Un triomphe écrit en lettres d’or, scellé par un nom, un geste, un symbole : Pape Guèye, auteur du 100e but du Sénégal dans l’histoire de la CAN.
Ce but, survenu après prolongation, n’est pas qu’un simple éclair dans la nuit marocaine. Il est l’aboutissement d’une génération qui a transformé la promesse en héritage, la force en sagesse. En trois buts durant la compétition, le milieu de terrain marseillais a brillé par sa justesse, son intelligence et son cœur. Mais ce troisième but-là, celui de la délivrance, restera le plus grand — celui qui unit un peuple, une histoire et un rêve partagé depuis des décennies.

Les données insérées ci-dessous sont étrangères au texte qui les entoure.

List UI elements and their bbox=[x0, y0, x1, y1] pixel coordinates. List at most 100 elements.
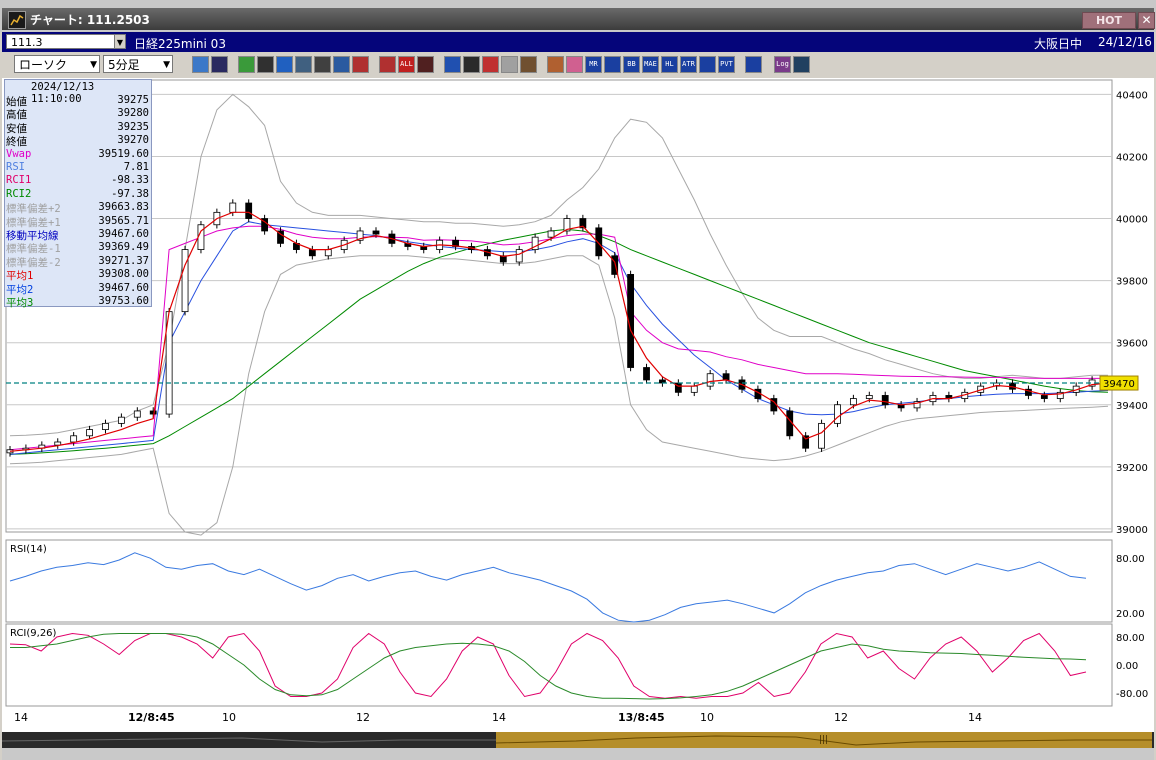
time-axis-label: 12 bbox=[356, 711, 370, 724]
candle-body bbox=[54, 441, 62, 446]
crosshair-icon[interactable] bbox=[211, 56, 228, 73]
time-scrollbar[interactable]: ||| bbox=[2, 732, 1154, 748]
legend-key: RCI1 bbox=[6, 174, 32, 187]
time-axis-label: 14 bbox=[14, 711, 28, 724]
symbol-code-field[interactable]: 111.3 bbox=[6, 34, 126, 49]
export-icon[interactable] bbox=[793, 56, 810, 73]
candle-body bbox=[133, 410, 141, 418]
bar-icon[interactable] bbox=[463, 56, 480, 73]
window-title: チャート: 111.2503 bbox=[30, 13, 150, 27]
legend-value: 39753.60 bbox=[98, 295, 149, 307]
page-icon[interactable] bbox=[314, 56, 331, 73]
candle-body bbox=[181, 249, 189, 313]
time-axis-label: 14 bbox=[968, 711, 982, 724]
legend-row: 移動平均線 39467.60 bbox=[5, 228, 151, 242]
candle-icon[interactable] bbox=[352, 56, 369, 73]
candle-body bbox=[372, 230, 380, 235]
price-tick-label: 39200 bbox=[1116, 463, 1148, 474]
candle-body bbox=[102, 422, 109, 430]
ohlc-legend-panel: 2024/12/13 11:10:00 始値 39275 高値 39280 安値 3923… bbox=[4, 79, 152, 309]
hot-button[interactable]: HOT bbox=[1082, 12, 1136, 29]
chart-app-icon bbox=[8, 11, 26, 29]
legend-key: RSI bbox=[6, 161, 25, 173]
legend-value: 39467.60 bbox=[98, 281, 149, 294]
candle-body bbox=[643, 367, 650, 381]
cursor-icon[interactable] bbox=[276, 56, 293, 73]
legend-row: 始値 39275 bbox=[5, 94, 151, 108]
candle-body bbox=[308, 249, 316, 257]
rsi-panel bbox=[5, 539, 1113, 623]
legend-value: 39280 bbox=[117, 107, 149, 120]
legend-row: 平均2 39467.60 bbox=[5, 281, 151, 296]
legend-row: 終値 39270 bbox=[5, 134, 151, 148]
price-tick-label: 40000 bbox=[1116, 215, 1148, 226]
legend-row: Vwap 39519.60 bbox=[5, 148, 151, 161]
color-icon[interactable] bbox=[566, 56, 583, 73]
trend-icon[interactable] bbox=[257, 56, 274, 73]
pvt-icon[interactable]: PVT bbox=[718, 56, 735, 73]
window-icon[interactable] bbox=[501, 56, 518, 73]
scale-icon[interactable] bbox=[482, 56, 499, 73]
chart-canvas[interactable]: 40400 40200 40000 39800 39600 39400 39200 39000… bbox=[2, 78, 1154, 732]
chart-type-value: ローソク bbox=[19, 58, 68, 72]
price-tick-label: 39800 bbox=[1116, 277, 1148, 288]
settings-icon[interactable] bbox=[520, 56, 537, 73]
legend-row: 平均3 39753.60 bbox=[5, 295, 151, 309]
marker-icon[interactable] bbox=[417, 56, 434, 73]
price-tick-label: 40400 bbox=[1116, 90, 1148, 101]
vol-icon[interactable]: MR bbox=[585, 56, 602, 73]
candle2-icon[interactable] bbox=[379, 56, 396, 73]
candle-body bbox=[70, 435, 78, 443]
legend-row: 安値 39235 bbox=[5, 120, 151, 135]
rci-tick-label: -80.00 bbox=[1116, 689, 1148, 700]
time-axis-label: 13/8:45 bbox=[618, 711, 665, 724]
time-axis-label: 14 bbox=[492, 711, 506, 724]
scrollbar-thumb[interactable]: ||| bbox=[496, 732, 1152, 748]
price-tick-label: 40200 bbox=[1116, 152, 1148, 163]
rci-tick-label: 0.00 bbox=[1116, 661, 1138, 672]
trash-icon[interactable] bbox=[333, 56, 350, 73]
all-icon[interactable]: ALL bbox=[398, 56, 415, 73]
atr-icon[interactable]: ATR bbox=[680, 56, 697, 73]
rsi-tick-label: 80.00 bbox=[1116, 554, 1145, 565]
zoom-icon[interactable] bbox=[192, 56, 209, 73]
price-tick-label: 39600 bbox=[1116, 339, 1148, 350]
mae-icon[interactable]: MAE bbox=[642, 56, 659, 73]
legend-row: 標準偏差+1 39565.71 bbox=[5, 215, 151, 229]
frame-icon[interactable] bbox=[745, 56, 762, 73]
legend-value: 39235 bbox=[117, 120, 149, 133]
candle-body bbox=[515, 249, 523, 263]
pen-icon[interactable] bbox=[238, 56, 255, 73]
tools-icon[interactable] bbox=[547, 56, 564, 73]
search-icon[interactable] bbox=[444, 56, 461, 73]
candle-body bbox=[86, 429, 93, 437]
price-tick-label: 39400 bbox=[1116, 401, 1148, 412]
rsi-tick-label: 20.00 bbox=[1116, 609, 1145, 620]
candle-body bbox=[197, 224, 205, 250]
candle-body bbox=[149, 410, 157, 415]
fill-icon[interactable] bbox=[295, 56, 312, 73]
chart-area[interactable]: 40400 40200 40000 39800 39600 39400 39200 39000… bbox=[2, 78, 1154, 732]
close-button[interactable]: ✕ bbox=[1138, 12, 1155, 29]
legend-row: 標準偏差-1 39369.49 bbox=[5, 241, 151, 255]
current-price-label: 39470 bbox=[1103, 379, 1135, 390]
interval-select[interactable]: 5分足 ▼ bbox=[103, 55, 173, 73]
bb-icon[interactable]: BB bbox=[623, 56, 640, 73]
symbol-infobar: 111.3 ▼ 日経225mini 03 大阪日中 24/12/16 bbox=[2, 32, 1154, 52]
candle-body bbox=[706, 373, 714, 387]
symbol-dropdown-button[interactable]: ▼ bbox=[114, 34, 126, 49]
candle-body bbox=[547, 230, 555, 238]
candle-body bbox=[849, 398, 857, 406]
rci-title: RCI(9,26) bbox=[10, 628, 57, 639]
ma-icon[interactable] bbox=[604, 56, 621, 73]
rci-icon[interactable] bbox=[699, 56, 716, 73]
legend-value: 39663.83 bbox=[98, 201, 149, 214]
candle-body bbox=[245, 202, 253, 219]
candle-body bbox=[818, 422, 825, 449]
hl-icon[interactable]: HL bbox=[661, 56, 678, 73]
session-label: 大阪日中 bbox=[1034, 37, 1083, 51]
interval-value: 5分足 bbox=[108, 58, 140, 72]
chart-type-select[interactable]: ローソク ▼ bbox=[14, 55, 100, 73]
candle-body bbox=[229, 202, 237, 213]
log-icon[interactable]: Log bbox=[774, 56, 791, 73]
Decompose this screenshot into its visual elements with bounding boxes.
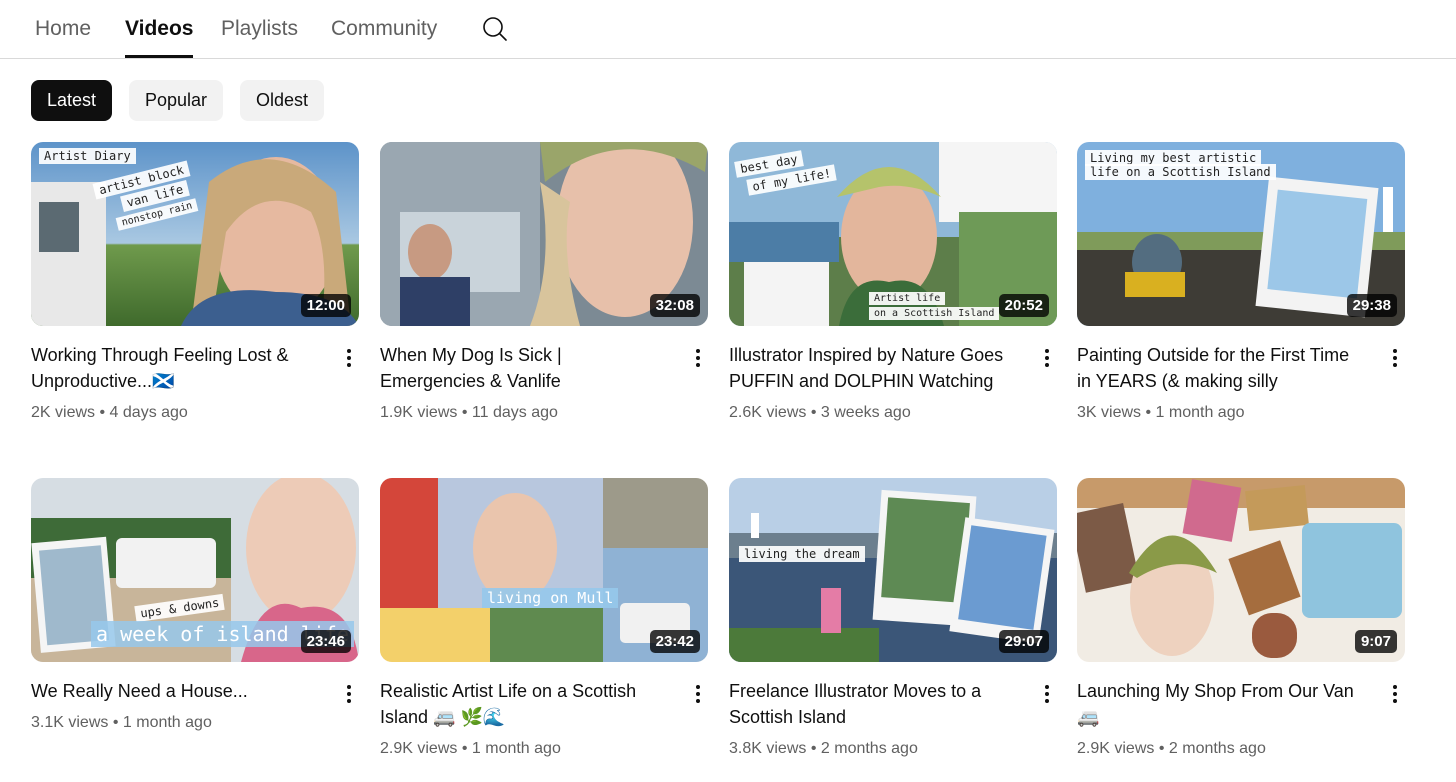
video-card: Living my best artistic life on a Scotti…: [1077, 142, 1405, 421]
chip-latest[interactable]: Latest: [31, 80, 113, 121]
video-meta: 2.6K views • 3 weeks ago: [729, 404, 911, 422]
upload-age: 1 month ago: [122, 714, 212, 731]
video-title[interactable]: When My Dog Is Sick | Emergencies & Vanl…: [380, 342, 670, 394]
video-card: 32:08 When My Dog Is Sick | Emergencies …: [380, 142, 708, 421]
meta-separator: •: [810, 740, 817, 757]
thumbnail-caption: Artist life: [869, 292, 946, 305]
chip-oldest[interactable]: Oldest: [240, 80, 325, 121]
view-count: 3K views: [1077, 404, 1142, 421]
more-options-button[interactable]: [1037, 346, 1057, 370]
video-title[interactable]: Freelance Illustrator Moves to a Scottis…: [729, 678, 1019, 730]
thumbnail-caption: living on Mull: [482, 588, 619, 608]
video-meta: 2.9K views • 1 month ago: [380, 740, 561, 758]
meta-separator: •: [112, 714, 119, 731]
video-meta: 3.8K views • 2 months ago: [729, 740, 918, 758]
chip-popular[interactable]: Popular: [129, 80, 224, 121]
video-card: Artist Diary artist block van life nonst…: [31, 142, 359, 421]
duration-badge: 32:08: [649, 294, 700, 317]
more-options-button[interactable]: [1385, 682, 1405, 706]
more-options-button[interactable]: [339, 682, 359, 706]
video-card: best day of my life! Artist life on a Sc…: [729, 142, 1057, 421]
tab-videos[interactable]: Videos: [125, 15, 194, 58]
video-title[interactable]: Illustrator Inspired by Nature Goes PUFF…: [729, 342, 1019, 394]
thumbnail-caption: living the dream: [739, 546, 865, 562]
video-meta: 3K views • 1 month ago: [1077, 404, 1245, 422]
duration-badge: 9:07: [1354, 630, 1397, 653]
view-count: 3.8K views: [729, 740, 807, 757]
upload-age: 1 month ago: [471, 740, 561, 757]
view-count: 2K views: [31, 404, 96, 421]
more-vert-icon: [688, 349, 708, 367]
video-title[interactable]: Painting Outside for the First Time in Y…: [1077, 342, 1367, 394]
video-thumbnail[interactable]: living on Mull 23:42: [380, 478, 708, 662]
view-count: 2.9K views: [1077, 740, 1155, 757]
view-count: 2.6K views: [729, 404, 807, 421]
video-title[interactable]: We Really Need a House...: [31, 678, 321, 704]
meta-separator: •: [461, 404, 468, 421]
video-card: living the dream 29:07 Freelance Illustr…: [729, 478, 1057, 757]
more-options-button[interactable]: [688, 346, 708, 370]
video-thumbnail[interactable]: ups & downs a week of island life 23:46: [31, 478, 359, 662]
video-meta: 2K views • 4 days ago: [31, 404, 188, 422]
more-options-button[interactable]: [1385, 346, 1405, 370]
more-vert-icon: [688, 685, 708, 703]
more-vert-icon: [1385, 349, 1405, 367]
video-thumbnail[interactable]: 9:07: [1077, 478, 1405, 662]
more-vert-icon: [1037, 685, 1057, 703]
duration-badge: 12:00: [300, 294, 351, 317]
duration-badge: 29:38: [1346, 294, 1397, 317]
search-button[interactable]: [480, 14, 510, 44]
video-thumbnail[interactable]: best day of my life! Artist life on a Sc…: [729, 142, 1057, 326]
upload-age: 2 months ago: [1168, 740, 1266, 757]
channel-tabs: Home Videos Playlists Community: [0, 0, 1456, 59]
thumbnail-caption: life on a Scottish Island: [1085, 164, 1276, 180]
meta-separator: •: [1145, 404, 1152, 421]
more-options-button[interactable]: [1037, 682, 1057, 706]
video-card: 9:07 Launching My Shop From Our Van 🚐 2.…: [1077, 478, 1405, 757]
more-options-button[interactable]: [688, 682, 708, 706]
video-thumbnail[interactable]: Artist Diary artist block van life nonst…: [31, 142, 359, 326]
upload-age: 11 days ago: [471, 404, 558, 421]
duration-badge: 29:07: [998, 630, 1049, 653]
meta-separator: •: [810, 404, 817, 421]
search-icon: [483, 17, 507, 41]
video-thumbnail[interactable]: 32:08: [380, 142, 708, 326]
upload-age: 2 months ago: [820, 740, 918, 757]
video-thumbnail[interactable]: living the dream 29:07: [729, 478, 1057, 662]
more-vert-icon: [339, 685, 359, 703]
video-meta: 1.9K views • 11 days ago: [380, 404, 558, 422]
view-count: 1.9K views: [380, 404, 458, 421]
video-meta: 2.9K views • 2 months ago: [1077, 740, 1266, 758]
video-title[interactable]: Realistic Artist Life on a Scottish Isla…: [380, 678, 670, 730]
tab-community[interactable]: Community: [331, 15, 437, 43]
more-options-button[interactable]: [339, 346, 359, 370]
video-title[interactable]: Launching My Shop From Our Van 🚐: [1077, 678, 1367, 730]
duration-badge: 23:42: [649, 630, 700, 653]
video-thumbnail[interactable]: Living my best artistic life on a Scotti…: [1077, 142, 1405, 326]
tab-home[interactable]: Home: [35, 15, 91, 43]
duration-badge: 23:46: [300, 630, 351, 653]
duration-badge: 20:52: [998, 294, 1049, 317]
view-count: 2.9K views: [380, 740, 458, 757]
more-vert-icon: [339, 349, 359, 367]
more-vert-icon: [1385, 685, 1405, 703]
video-meta: 3.1K views • 1 month ago: [31, 714, 212, 732]
view-count: 3.1K views: [31, 714, 109, 731]
meta-separator: •: [99, 404, 106, 421]
video-card: living on Mull 23:42 Realistic Artist Li…: [380, 478, 708, 757]
more-vert-icon: [1037, 349, 1057, 367]
meta-separator: •: [461, 740, 468, 757]
upload-age: 3 weeks ago: [820, 404, 911, 421]
upload-age: 4 days ago: [109, 404, 188, 421]
thumbnail-caption: on a Scottish Island: [869, 307, 1000, 320]
meta-separator: •: [1158, 740, 1165, 757]
video-title[interactable]: Working Through Feeling Lost & Unproduct…: [31, 342, 321, 394]
thumbnail-caption: Artist Diary: [39, 148, 136, 164]
tab-playlists[interactable]: Playlists: [221, 15, 298, 43]
video-card: ups & downs a week of island life 23:46 …: [31, 478, 359, 731]
upload-age: 1 month ago: [1155, 404, 1245, 421]
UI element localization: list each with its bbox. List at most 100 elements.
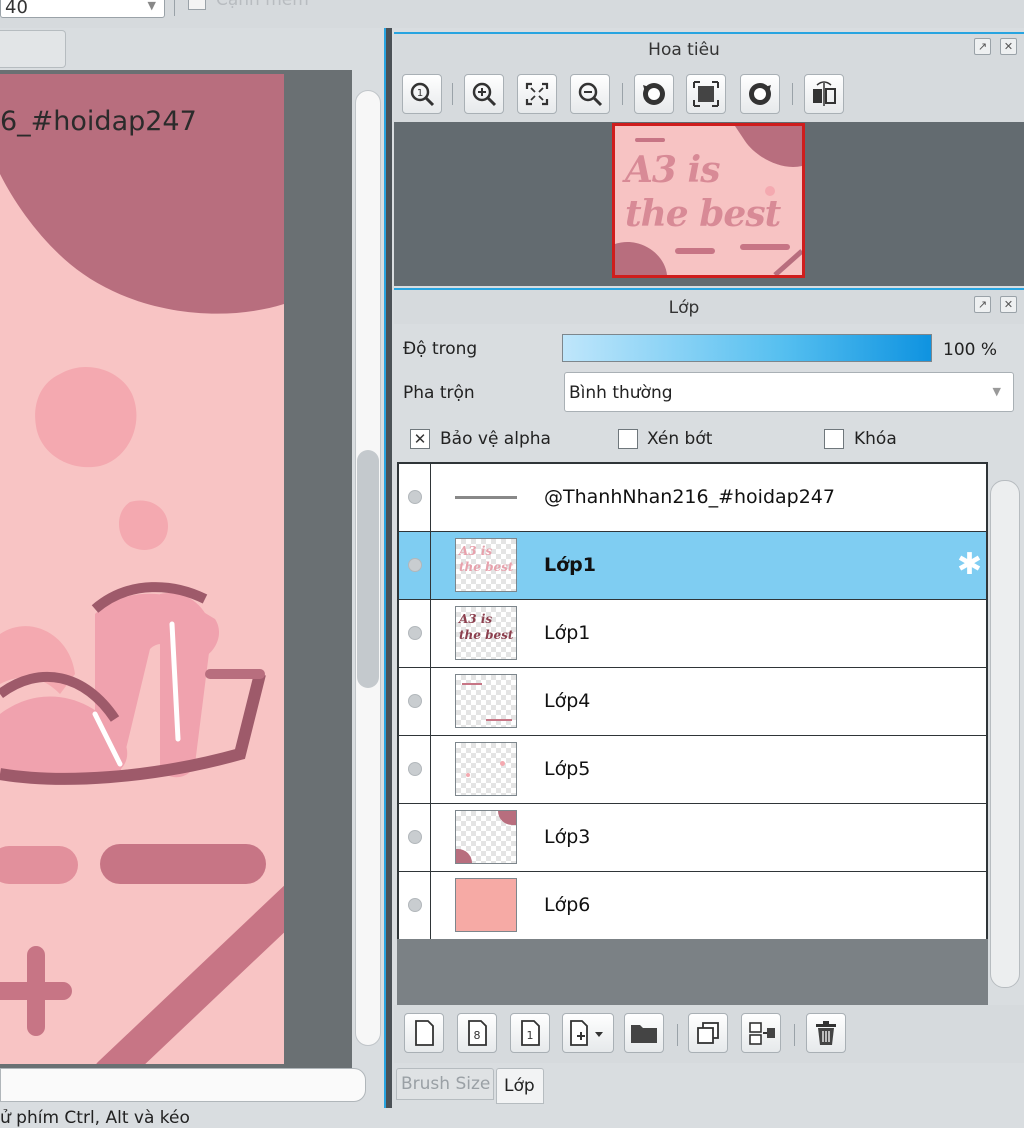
visibility-toggle-icon[interactable]	[408, 490, 422, 504]
zoom-in-icon	[472, 82, 497, 107]
layer-row[interactable]: @ThanhNhan216_#hoidap247	[399, 464, 986, 532]
layer-list-scrollbar[interactable]	[990, 480, 1020, 988]
delete-layer-button[interactable]	[806, 1013, 846, 1053]
add-layer-menu-icon	[570, 1020, 603, 1046]
new-layer-button[interactable]	[404, 1013, 444, 1053]
fit-window-button[interactable]	[517, 74, 557, 114]
navigator-thumb-text: A3 is the best	[625, 149, 781, 235]
tab-layer[interactable]: Lớp	[496, 1068, 544, 1104]
thumb-line	[455, 496, 517, 499]
layer-thumbnail	[455, 674, 517, 728]
protect-alpha-checkbox[interactable]: ✕	[410, 429, 430, 449]
opacity-slider[interactable]	[562, 334, 932, 362]
clipping-label: Xén bớt	[647, 429, 713, 449]
layer-panel-close-icon[interactable]: ✕	[1000, 296, 1017, 313]
toolbar-separator	[794, 1024, 795, 1046]
zoom-out-button[interactable]	[570, 74, 610, 114]
layer-name: Lớp1	[544, 622, 591, 644]
add-layer-menu-button[interactable]	[562, 1013, 614, 1053]
protect-alpha-label: Bảo vệ alpha	[440, 429, 551, 449]
flip-horizontal-button[interactable]	[804, 74, 844, 114]
duplicate-layer-button[interactable]	[688, 1013, 728, 1053]
merge-down-icon	[749, 1022, 775, 1045]
new-folder-button[interactable]	[624, 1013, 664, 1053]
zoom-actual-button[interactable]: 1	[402, 74, 442, 114]
zoom-out-icon	[578, 82, 603, 107]
rotate-left-button[interactable]	[634, 74, 674, 114]
layer-thumbnail	[455, 470, 517, 524]
antialias-checkbox[interactable]	[188, 0, 206, 10]
layer-panel-title: Lớp	[668, 298, 700, 318]
canvas-artwork[interactable]: 6_#hoidap247	[0, 74, 284, 1064]
layer-name: Lớp1	[544, 554, 596, 576]
layer-thumbnail: A3 is the best	[455, 606, 517, 660]
tab-brush-size[interactable]: Brush Size	[396, 1068, 494, 1100]
reset-view-button[interactable]	[686, 74, 726, 114]
reset-view-icon	[693, 81, 719, 107]
toolbar-separator	[622, 83, 623, 105]
visibility-toggle-icon[interactable]	[408, 762, 422, 776]
svg-text:1: 1	[417, 88, 423, 99]
row-divider	[430, 804, 431, 871]
canvas-tab[interactable]	[0, 30, 66, 68]
zoom-actual-icon: 1	[410, 82, 435, 107]
visibility-toggle-icon[interactable]	[408, 626, 422, 640]
navigator-title: Hoa tiêu	[648, 40, 720, 60]
row-divider	[430, 532, 431, 599]
rotate-right-icon	[749, 83, 771, 105]
layer-toolbar: 8 1	[394, 1005, 1024, 1063]
layer-name: Lớp3	[544, 826, 591, 848]
lock-label: Khóa	[854, 429, 897, 449]
status-hint: ử phím Ctrl, Alt và kéo	[0, 1108, 190, 1128]
brush-size-value: 40	[5, 0, 28, 18]
row-divider	[430, 668, 431, 735]
layer-panel-popout-icon[interactable]: ↗	[974, 296, 991, 313]
layer-row[interactable]: Lớp6	[399, 872, 986, 940]
delete-layer-icon	[816, 1021, 836, 1045]
zoom-in-button[interactable]	[464, 74, 504, 114]
canvas-horizontal-scrollbar[interactable]	[0, 1068, 366, 1102]
lock-checkbox[interactable]	[824, 429, 844, 449]
layer-row[interactable]: Lớp4	[399, 668, 986, 736]
navigator-close-icon[interactable]: ✕	[1000, 38, 1017, 55]
clipping-checkbox[interactable]	[618, 429, 638, 449]
new-1bit-layer-button[interactable]: 1	[510, 1013, 550, 1053]
visibility-toggle-icon[interactable]	[408, 558, 422, 572]
layer-row[interactable]: A3 is the best Lớp1 ✱	[399, 532, 986, 600]
chevron-down-icon: ▼	[147, 0, 156, 12]
brush-size-combo[interactable]: 40 ▼	[0, 0, 165, 18]
layer-row[interactable]: Lớp5	[399, 736, 986, 804]
navigator-toolbar: 1	[394, 66, 1024, 122]
navigator-view-frame[interactable]: A3 is the best	[612, 123, 805, 278]
visibility-toggle-icon[interactable]	[408, 898, 422, 912]
visibility-toggle-icon[interactable]	[408, 694, 422, 708]
toolbar-separator	[677, 1024, 678, 1046]
layer-list-empty-area[interactable]	[397, 939, 988, 1005]
chevron-down-icon: ▼	[992, 385, 1001, 398]
canvas-watermark-text: 6_#hoidap247	[0, 106, 197, 137]
row-divider	[430, 600, 431, 667]
blend-mode-value: Bình thường	[569, 383, 673, 403]
layer-thumbnail	[455, 810, 517, 864]
new-8bit-layer-icon: 8	[468, 1020, 487, 1046]
duplicate-layer-icon	[697, 1022, 719, 1044]
canvas-scroll-thumb[interactable]	[357, 450, 379, 688]
row-divider	[430, 464, 431, 531]
new-8bit-layer-button[interactable]: 8	[457, 1013, 497, 1053]
layer-row[interactable]: Lớp3	[399, 804, 986, 872]
rotate-right-button[interactable]	[740, 74, 780, 114]
layer-thumbnail: A3 is the best	[455, 538, 517, 592]
navigator-popout-icon[interactable]: ↗	[974, 38, 991, 55]
opacity-label: Độ trong	[403, 339, 478, 359]
toolbar-separator	[452, 83, 453, 105]
merge-down-button[interactable]	[741, 1013, 781, 1053]
gear-icon[interactable]: ✱	[957, 550, 982, 580]
blend-mode-select[interactable]: Bình thường ▼	[564, 372, 1014, 412]
svg-text:1: 1	[527, 1029, 534, 1042]
visibility-toggle-icon[interactable]	[408, 830, 422, 844]
svg-text:8: 8	[474, 1029, 481, 1042]
layer-row[interactable]: A3 is the best Lớp1	[399, 600, 986, 668]
row-divider	[430, 736, 431, 803]
layer-name: Lớp6	[544, 894, 591, 916]
canvas-viewport[interactable]: 6_#hoidap247	[0, 70, 352, 1070]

Face à un Maroc valeureux, les Lions de la Téranga ont confirmé leur statut de géants du continent. Solides, inspirés, conquérants, ils ont maîtrisé leur sujet du début à la fin du tournoi, inscrivant 13 buts, la deuxième meilleure attaque de cette CAN 2025. Portés par une défense impériale et un milieu d’acier, les hommes de Pape Thiaw ont imposé leur loi avec une maturité rare.
Et comme pour refermer le plus beau des chapitres, Sadio Mané a été sacré meilleur joueur du tournoi. Une distinction qui sonne comme un adieu royal pour celui qui aura tout donné à sa sélection, de la douleur de 2019 à la gloire de 2022 et 2025.
Cette CAN 2025 n’est pas seulement un titre. C’est une renaissance nationale, une consécration générationnelle, une empreinte indélébile sur le continent.
Le Sénégal, plus que jamais, s’assoit à la table des grandes nations africaines. Et dans les mémoires, une image demeure : celle de Pape Guèye, les bras levés vers le ciel de Rabat, célébrant le but du siècle, le 100e, celui de l’éternité.